One Seattle morning, Carolina Reid sat in a room with nine other volunteers, each waiting to take part in a clinical trial for an experimental new malaria vaccine.
Reid’s turn has come. She put her arm on a cardboard box filled with 200 mosquitoes and covered with a net that holds them back but still lets them bite. “Literally, a container of Chinese food to go,” is how she remembers it. A scientist then covered her arm with a black cloth, because mosquitoes like to bite at night.
Then the feeding frenzy started.
“My whole forearm swelled up and blistered,” Reid says. “My family was laughing and asking me, ‘Why are you submitting to this?'” And she didn’t just do it once. She did it five times.
You might be thinking – this is a joke, right?
But it’s not. “We use mosquitoes as if they were 1,000 little flying syringes,” says University of Washington, Seattle physician and scientist Dr Sean Murphy, lead author of a paper in Science Translational Medicine released August 24 detailing vaccine trials.
Insects deliver live Plasmodium parasites that cause malaria that have been genetically engineered not to make people sick. The body is still making antibodies against the weakened parasite, so it is ready to fight the real parasite.
To be clear, Murphy does not plan to use mosquitoes to vaccinate millions of people. Mosquitoes have been used to deliver malaria vaccines for clinical trials in the past, but this is not common.
He and his colleagues took this route because it is expensive and time-consuming to develop a formulation of a parasite that can be delivered with a needle. Parasites mature inside mosquitoes, so at this stage of proof of concept – as early trials are called – it makes sense to use them for delivery.
“They went old school with this one,” says Dr. Kirsten Lyke, a physician and vaccine researcher at the University of Maryland School of Medicine who was not involved in the study. “All old things become new again.”
She calls the use of a genetically modified live parasite “a total game changer” for vaccine development.
This type of vaccine is of course not ready for prime time yet. But the small trial of 26 participants showed that the modified parasites protected some participants from malaria infection for a few months.
Murphy thinks this approach could one day result in a vaccine significantly more effective than the the world’s first malaria vaccine, the RTS,S vaccine from drugmaker GlaxoSmithKline. The World Health Organization approved it last year, but it only has a 30-40% effectiveness rate.
Mosquitoes and malaria – a toxic relationship
Reid was looking for work when she joined the trial in 2018. “The first thing that caught my eye was the money,” she says – a payment of $4,100 for participants. But when she spoke to friends who had contracted malaria, she found a different motivation. She said it wasn’t about the money anymore – although that was still nice – but more about being part of an important search.
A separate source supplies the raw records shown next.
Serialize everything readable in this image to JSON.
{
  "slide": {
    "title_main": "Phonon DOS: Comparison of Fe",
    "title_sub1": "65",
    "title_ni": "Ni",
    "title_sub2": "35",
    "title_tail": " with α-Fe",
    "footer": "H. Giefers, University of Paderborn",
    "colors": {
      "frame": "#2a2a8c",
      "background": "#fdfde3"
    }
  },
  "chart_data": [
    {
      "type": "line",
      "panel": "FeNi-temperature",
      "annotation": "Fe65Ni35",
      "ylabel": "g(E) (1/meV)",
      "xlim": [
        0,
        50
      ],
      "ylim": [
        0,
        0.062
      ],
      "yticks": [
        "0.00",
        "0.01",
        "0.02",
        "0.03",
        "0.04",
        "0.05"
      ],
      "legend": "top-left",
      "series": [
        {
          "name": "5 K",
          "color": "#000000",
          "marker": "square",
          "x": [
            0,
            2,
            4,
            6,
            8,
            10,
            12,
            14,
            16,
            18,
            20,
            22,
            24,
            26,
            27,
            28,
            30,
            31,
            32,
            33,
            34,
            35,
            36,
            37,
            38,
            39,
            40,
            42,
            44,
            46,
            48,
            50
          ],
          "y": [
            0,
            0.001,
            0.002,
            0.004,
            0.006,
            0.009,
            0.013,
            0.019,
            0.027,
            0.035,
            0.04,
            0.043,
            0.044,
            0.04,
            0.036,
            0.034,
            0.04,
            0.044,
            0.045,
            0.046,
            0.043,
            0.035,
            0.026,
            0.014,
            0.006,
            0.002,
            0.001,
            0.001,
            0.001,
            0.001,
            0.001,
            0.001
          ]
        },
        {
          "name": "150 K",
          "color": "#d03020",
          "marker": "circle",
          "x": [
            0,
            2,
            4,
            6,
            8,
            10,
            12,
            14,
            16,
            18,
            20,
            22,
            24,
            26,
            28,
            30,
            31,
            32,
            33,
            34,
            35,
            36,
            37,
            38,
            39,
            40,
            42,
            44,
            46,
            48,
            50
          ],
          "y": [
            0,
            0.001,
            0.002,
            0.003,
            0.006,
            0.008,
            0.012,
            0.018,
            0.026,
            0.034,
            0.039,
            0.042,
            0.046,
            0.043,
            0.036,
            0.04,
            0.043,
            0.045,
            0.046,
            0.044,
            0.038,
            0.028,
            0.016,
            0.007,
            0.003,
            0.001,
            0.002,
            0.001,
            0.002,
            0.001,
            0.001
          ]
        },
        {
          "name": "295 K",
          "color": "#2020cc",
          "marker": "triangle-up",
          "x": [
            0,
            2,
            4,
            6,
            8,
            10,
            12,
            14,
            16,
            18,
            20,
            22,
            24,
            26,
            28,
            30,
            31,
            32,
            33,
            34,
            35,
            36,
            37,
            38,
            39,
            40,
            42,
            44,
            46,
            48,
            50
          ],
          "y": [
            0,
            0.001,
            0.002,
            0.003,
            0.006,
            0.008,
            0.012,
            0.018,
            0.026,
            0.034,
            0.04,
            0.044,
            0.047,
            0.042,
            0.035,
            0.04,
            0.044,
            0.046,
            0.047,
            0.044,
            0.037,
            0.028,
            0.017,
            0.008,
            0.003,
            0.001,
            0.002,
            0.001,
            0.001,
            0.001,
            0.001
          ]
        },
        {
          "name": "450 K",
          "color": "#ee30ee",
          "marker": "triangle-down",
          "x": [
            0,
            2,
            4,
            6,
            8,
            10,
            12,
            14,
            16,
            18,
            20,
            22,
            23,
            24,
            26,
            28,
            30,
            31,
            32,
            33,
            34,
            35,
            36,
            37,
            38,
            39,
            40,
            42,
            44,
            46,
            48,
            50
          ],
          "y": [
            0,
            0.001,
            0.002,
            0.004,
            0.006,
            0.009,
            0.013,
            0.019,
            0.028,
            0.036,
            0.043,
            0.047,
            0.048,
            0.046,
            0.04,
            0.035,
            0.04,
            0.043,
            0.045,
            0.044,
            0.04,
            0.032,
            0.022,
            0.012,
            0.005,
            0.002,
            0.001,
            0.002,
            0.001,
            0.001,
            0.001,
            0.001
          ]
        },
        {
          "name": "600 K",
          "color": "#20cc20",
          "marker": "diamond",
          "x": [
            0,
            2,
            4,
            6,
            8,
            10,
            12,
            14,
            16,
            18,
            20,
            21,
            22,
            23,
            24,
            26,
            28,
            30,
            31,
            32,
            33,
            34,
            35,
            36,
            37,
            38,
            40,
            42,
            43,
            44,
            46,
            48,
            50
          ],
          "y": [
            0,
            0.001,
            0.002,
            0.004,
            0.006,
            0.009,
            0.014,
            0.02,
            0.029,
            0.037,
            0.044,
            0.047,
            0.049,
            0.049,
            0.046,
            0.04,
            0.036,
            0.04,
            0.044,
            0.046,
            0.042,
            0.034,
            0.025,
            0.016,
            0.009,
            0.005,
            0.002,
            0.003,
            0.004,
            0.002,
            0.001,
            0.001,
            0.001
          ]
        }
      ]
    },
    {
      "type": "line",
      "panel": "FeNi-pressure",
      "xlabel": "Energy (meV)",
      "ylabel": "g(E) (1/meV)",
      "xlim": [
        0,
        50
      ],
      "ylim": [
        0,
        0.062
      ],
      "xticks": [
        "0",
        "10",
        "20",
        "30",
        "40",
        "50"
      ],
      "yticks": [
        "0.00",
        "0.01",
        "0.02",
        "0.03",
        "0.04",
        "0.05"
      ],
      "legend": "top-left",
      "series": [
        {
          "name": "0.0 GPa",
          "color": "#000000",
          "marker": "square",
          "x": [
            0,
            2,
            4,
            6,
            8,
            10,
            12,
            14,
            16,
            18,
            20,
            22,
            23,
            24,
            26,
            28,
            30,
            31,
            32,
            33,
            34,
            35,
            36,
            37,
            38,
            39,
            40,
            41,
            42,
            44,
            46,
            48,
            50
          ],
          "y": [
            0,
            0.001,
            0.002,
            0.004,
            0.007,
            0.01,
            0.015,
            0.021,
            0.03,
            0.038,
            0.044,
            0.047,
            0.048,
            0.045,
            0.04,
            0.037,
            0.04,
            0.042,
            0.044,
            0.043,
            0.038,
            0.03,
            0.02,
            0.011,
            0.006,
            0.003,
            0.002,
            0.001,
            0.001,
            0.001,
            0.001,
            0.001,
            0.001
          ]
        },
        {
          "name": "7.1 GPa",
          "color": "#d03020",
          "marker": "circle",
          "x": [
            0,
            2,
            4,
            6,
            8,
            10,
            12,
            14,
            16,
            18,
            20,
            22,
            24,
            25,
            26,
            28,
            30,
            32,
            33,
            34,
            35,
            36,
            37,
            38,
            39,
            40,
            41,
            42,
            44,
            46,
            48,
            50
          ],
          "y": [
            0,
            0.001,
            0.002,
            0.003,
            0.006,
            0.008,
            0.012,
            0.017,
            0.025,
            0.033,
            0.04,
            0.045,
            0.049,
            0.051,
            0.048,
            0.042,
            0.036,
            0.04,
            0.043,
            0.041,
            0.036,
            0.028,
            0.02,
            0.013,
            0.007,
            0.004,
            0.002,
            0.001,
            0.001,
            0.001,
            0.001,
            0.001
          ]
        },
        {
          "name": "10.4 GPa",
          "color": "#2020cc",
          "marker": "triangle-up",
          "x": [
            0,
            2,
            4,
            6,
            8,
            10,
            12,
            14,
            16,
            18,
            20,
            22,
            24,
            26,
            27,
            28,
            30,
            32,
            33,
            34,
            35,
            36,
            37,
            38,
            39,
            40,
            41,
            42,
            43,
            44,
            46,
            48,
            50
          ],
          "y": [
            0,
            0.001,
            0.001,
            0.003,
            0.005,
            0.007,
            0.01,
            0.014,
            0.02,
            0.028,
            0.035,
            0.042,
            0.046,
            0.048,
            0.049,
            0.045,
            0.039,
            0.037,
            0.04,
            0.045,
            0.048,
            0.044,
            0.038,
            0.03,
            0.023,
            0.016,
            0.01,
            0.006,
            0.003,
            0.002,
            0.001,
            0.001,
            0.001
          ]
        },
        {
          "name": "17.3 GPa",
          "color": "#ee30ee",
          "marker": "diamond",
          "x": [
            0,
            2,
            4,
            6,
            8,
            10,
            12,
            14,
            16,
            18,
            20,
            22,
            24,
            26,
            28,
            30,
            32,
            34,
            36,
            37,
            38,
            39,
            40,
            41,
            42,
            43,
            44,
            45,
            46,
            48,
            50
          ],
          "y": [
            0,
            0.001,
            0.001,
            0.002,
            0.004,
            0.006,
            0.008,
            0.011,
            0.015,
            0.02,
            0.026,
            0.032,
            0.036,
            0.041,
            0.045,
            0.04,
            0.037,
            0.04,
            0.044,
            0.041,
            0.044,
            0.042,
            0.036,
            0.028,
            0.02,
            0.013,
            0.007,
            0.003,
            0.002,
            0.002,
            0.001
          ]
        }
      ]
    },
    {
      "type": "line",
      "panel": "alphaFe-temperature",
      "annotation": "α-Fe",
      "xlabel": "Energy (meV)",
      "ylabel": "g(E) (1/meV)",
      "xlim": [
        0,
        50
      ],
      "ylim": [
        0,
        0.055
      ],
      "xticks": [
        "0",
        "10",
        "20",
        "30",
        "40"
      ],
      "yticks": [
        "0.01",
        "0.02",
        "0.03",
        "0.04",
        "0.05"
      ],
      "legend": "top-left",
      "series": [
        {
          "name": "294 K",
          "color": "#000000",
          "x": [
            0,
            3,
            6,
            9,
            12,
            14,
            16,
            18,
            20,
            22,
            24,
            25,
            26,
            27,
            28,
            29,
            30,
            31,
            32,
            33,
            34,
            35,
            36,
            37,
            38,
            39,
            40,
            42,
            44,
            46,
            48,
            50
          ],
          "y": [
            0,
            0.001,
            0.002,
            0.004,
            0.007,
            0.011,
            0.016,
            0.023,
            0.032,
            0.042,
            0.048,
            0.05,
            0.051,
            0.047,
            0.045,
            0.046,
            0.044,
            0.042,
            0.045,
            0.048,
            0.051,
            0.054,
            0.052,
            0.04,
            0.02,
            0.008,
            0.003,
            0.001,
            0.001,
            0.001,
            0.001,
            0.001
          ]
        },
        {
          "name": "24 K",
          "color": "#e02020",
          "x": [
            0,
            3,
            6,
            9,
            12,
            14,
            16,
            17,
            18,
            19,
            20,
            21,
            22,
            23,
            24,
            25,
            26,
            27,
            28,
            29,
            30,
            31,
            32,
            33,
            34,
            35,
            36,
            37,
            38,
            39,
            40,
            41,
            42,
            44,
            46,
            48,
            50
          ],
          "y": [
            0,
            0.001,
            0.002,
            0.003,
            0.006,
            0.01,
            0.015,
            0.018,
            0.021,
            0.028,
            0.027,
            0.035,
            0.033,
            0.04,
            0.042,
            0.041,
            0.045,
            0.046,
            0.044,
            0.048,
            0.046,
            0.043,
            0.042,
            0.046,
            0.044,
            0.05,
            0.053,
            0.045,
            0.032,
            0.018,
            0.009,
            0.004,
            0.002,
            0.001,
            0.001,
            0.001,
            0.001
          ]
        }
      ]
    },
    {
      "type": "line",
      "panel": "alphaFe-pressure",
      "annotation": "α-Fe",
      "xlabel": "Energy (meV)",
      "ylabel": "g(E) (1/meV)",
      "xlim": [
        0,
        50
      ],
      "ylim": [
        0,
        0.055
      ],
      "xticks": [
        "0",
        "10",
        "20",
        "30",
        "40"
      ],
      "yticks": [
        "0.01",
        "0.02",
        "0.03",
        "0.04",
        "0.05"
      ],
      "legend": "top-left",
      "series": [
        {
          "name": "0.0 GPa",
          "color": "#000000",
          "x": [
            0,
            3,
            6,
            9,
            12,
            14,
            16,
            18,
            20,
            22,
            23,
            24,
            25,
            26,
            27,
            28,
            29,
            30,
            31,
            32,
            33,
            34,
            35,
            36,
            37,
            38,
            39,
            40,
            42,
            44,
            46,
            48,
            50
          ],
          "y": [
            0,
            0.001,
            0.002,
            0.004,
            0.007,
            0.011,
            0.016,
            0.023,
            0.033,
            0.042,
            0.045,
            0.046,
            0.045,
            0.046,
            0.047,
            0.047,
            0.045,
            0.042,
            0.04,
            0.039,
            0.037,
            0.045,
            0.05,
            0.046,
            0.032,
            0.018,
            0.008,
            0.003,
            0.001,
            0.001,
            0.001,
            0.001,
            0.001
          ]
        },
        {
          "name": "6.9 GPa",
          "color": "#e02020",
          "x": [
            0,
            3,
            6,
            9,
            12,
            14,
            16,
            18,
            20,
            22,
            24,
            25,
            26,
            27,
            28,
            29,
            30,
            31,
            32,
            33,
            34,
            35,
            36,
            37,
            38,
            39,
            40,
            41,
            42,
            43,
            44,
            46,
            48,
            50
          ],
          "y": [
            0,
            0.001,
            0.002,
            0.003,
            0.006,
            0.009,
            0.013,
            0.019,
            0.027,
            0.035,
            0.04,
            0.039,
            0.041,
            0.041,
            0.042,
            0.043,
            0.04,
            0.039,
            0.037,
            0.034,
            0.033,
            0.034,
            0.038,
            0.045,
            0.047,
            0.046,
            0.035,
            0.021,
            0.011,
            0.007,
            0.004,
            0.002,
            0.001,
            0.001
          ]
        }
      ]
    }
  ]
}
Malaria parasites live in the salivary glands of Anopheles mosquitoes. The disease is more common in Africa where the warm climate is suitable for the growth of the parasite. People catch malaria through the bite of an infected mosquito. Infected people can transmit the malaria parasite to mosquitoes that bite them, and the cycle of infection continues.
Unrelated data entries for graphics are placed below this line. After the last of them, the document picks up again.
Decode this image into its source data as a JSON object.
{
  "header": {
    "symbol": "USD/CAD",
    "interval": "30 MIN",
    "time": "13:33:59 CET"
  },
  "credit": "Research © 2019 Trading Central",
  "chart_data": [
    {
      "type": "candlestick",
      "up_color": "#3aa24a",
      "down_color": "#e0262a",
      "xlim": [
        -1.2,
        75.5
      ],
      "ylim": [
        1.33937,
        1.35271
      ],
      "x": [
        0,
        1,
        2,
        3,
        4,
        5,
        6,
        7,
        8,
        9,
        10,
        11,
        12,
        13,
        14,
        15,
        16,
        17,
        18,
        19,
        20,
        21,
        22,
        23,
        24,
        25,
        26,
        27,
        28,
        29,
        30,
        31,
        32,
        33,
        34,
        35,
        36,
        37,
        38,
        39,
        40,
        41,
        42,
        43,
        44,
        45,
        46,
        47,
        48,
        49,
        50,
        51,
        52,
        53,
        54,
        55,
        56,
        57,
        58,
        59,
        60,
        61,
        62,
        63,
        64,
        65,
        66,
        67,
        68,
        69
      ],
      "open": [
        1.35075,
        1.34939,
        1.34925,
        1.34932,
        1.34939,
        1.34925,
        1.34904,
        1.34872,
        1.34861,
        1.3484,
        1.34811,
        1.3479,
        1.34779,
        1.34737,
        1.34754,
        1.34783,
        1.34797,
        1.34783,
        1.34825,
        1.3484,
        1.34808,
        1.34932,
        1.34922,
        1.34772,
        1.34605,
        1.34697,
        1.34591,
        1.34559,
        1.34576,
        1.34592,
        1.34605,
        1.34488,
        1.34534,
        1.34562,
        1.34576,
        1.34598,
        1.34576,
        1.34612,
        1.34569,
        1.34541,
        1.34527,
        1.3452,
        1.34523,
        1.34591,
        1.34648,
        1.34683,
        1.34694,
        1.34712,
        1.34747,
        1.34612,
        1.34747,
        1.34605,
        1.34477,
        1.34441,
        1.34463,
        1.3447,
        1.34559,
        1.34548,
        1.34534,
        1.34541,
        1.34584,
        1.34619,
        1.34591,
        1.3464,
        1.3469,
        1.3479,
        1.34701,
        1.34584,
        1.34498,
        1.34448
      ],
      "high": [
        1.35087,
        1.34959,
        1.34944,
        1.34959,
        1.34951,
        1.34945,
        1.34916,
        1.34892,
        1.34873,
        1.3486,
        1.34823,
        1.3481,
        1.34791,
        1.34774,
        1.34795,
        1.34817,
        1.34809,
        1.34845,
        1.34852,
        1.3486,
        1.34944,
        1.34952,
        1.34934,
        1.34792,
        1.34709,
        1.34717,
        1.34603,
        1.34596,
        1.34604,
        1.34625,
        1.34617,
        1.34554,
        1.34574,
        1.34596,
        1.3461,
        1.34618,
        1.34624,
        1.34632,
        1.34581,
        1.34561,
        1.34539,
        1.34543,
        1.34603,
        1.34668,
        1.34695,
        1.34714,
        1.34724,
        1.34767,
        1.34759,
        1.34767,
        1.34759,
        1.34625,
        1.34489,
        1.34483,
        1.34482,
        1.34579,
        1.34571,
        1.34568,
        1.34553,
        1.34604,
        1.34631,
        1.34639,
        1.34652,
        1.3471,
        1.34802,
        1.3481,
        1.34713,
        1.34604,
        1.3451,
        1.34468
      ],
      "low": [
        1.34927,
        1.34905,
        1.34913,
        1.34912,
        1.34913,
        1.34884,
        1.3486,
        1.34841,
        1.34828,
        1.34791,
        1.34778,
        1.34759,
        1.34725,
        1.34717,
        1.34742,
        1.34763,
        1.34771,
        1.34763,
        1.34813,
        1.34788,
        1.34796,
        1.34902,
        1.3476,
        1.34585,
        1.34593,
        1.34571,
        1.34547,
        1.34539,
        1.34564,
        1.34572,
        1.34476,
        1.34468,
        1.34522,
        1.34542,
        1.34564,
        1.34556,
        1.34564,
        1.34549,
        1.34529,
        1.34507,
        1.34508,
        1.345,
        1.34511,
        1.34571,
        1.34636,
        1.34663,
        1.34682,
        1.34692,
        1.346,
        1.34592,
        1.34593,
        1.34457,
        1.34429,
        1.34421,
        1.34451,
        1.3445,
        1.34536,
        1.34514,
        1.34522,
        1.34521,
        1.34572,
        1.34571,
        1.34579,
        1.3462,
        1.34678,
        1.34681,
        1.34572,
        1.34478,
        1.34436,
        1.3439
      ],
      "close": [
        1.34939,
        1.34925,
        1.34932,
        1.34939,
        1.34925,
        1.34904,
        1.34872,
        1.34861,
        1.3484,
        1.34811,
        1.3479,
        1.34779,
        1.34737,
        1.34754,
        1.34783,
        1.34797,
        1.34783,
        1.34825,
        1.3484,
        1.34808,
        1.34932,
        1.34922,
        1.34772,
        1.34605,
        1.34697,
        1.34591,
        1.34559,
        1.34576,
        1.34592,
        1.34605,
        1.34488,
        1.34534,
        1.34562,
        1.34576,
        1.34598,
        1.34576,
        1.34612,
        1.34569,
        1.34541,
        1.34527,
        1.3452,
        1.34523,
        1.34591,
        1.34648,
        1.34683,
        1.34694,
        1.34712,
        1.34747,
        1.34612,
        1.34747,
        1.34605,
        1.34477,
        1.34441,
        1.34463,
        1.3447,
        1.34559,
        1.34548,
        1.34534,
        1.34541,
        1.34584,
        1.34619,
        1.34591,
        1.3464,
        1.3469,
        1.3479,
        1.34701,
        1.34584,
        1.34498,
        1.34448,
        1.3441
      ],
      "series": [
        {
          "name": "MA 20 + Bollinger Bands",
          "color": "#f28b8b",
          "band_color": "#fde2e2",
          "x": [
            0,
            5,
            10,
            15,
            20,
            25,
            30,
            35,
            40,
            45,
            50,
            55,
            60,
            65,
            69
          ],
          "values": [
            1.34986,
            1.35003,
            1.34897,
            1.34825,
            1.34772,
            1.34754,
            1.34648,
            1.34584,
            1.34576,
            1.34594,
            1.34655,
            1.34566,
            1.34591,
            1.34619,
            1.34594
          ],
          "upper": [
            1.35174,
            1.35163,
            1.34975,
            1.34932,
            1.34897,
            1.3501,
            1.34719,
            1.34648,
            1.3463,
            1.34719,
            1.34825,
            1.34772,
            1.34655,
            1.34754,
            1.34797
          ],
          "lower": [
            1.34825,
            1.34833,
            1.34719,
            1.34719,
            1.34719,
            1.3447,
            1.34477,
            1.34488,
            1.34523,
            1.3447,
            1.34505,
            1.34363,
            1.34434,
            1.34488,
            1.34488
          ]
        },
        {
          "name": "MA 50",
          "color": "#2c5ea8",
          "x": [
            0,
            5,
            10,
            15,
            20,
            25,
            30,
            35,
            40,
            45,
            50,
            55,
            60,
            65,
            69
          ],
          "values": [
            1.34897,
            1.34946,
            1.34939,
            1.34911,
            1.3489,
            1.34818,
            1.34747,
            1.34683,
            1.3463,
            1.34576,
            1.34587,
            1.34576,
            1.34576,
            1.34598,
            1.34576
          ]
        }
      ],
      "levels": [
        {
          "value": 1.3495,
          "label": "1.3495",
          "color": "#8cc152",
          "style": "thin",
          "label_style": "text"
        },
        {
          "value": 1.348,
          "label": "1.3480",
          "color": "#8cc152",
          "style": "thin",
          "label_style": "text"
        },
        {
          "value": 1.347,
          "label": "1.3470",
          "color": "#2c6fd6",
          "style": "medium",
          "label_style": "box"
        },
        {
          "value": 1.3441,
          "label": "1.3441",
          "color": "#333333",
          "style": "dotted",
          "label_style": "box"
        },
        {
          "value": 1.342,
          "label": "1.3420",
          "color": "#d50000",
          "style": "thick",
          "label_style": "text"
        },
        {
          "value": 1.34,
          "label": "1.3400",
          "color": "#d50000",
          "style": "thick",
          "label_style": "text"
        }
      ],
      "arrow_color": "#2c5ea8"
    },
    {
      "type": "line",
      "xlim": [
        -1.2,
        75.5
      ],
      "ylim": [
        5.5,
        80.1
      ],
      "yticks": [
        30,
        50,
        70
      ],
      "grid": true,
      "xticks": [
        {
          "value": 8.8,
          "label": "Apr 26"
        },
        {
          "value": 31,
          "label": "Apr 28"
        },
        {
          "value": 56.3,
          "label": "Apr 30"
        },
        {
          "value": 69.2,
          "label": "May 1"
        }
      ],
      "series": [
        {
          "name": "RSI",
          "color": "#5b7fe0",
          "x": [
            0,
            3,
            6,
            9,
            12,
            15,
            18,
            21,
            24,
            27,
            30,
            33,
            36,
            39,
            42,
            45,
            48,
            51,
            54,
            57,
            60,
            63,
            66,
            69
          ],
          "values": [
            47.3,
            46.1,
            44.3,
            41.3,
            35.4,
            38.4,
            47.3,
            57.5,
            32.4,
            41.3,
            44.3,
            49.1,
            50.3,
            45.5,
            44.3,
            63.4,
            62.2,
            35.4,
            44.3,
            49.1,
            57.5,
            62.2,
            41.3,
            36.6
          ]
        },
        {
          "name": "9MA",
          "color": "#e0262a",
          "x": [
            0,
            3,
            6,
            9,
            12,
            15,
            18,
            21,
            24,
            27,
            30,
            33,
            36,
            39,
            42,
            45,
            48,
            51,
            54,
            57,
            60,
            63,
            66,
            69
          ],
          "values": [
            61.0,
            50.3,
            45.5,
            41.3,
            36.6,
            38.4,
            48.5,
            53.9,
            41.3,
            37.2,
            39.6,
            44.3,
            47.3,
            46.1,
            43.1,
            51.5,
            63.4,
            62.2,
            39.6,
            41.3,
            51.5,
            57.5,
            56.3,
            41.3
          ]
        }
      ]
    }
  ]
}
Even with these measures, scientists estimate that there are over 240 million cases of malaria a year and over 600,000 deaths – which is why vaccines are needed.
A promising start – but there is room for improvement
The reason Murphy thinks this experimental vaccine should stimulate a stronger immune response than the WHO-approved RTS,S vaccine is that it uses a weakened whole parasite. RTS,S targets “just one of more than 5,000 proteins” produced by the parasite, he says.
Others have attempted to make a malaria vaccine from disarmed parasites. What’s new is that this team did the disarming with CRISPR – a pair of highly advanced molecular scissors that can cut DNA.
To test the effectiveness of the approach, Reid and the other participants had to endure another round of mosquito bites, this time containing the real malaria parasite.
Of 14 participants exposed to malaria, seven of them, including Reid, caught the disease, meaning the vaccine was only 50% effective. For the other seven, the protection did not last more than a few months.
“I actually cried when they told me I had malaria because I had developed such a close relationship with the nurses,” Reid says. She wanted to continue through the trials, but her infection made her ineligible. She was given medicine to clear her case of malaria and sent home.
“We think we can obviously do better,” says Stefan Kappe, study author and parasitologist at the University of Washington Seattle and the Seattle Children’s Research Institute. He and Murphy hope to improve the effectiveness of their team’s vaccine by putting it in syringes instead of using mosquitoes so they can get the dosage right. A higher initial dose could lead to greater protection for a longer period of time.
Lyke says some scientists think using a slightly more mature version of the parasite than this vaccine could give the body more time to mount an immune response. The team is already working on this approach, Kappe says.
If future trials are promising, there are other questions to ask. To start: How much would this type of vaccine cost? Scientists are partnering with a small company called Sanaria to produce the modified parasites. Kappe says increasing production capacity to scale up manufacturing will require investment.
As for Reid, her experience was so positive that she later participated in clinical trials for an avian flu vaccine and the Moderna COVID-19 vaccine. She says she will continue to enroll in vaccine clinical trials “for the rest of my life, in fact.”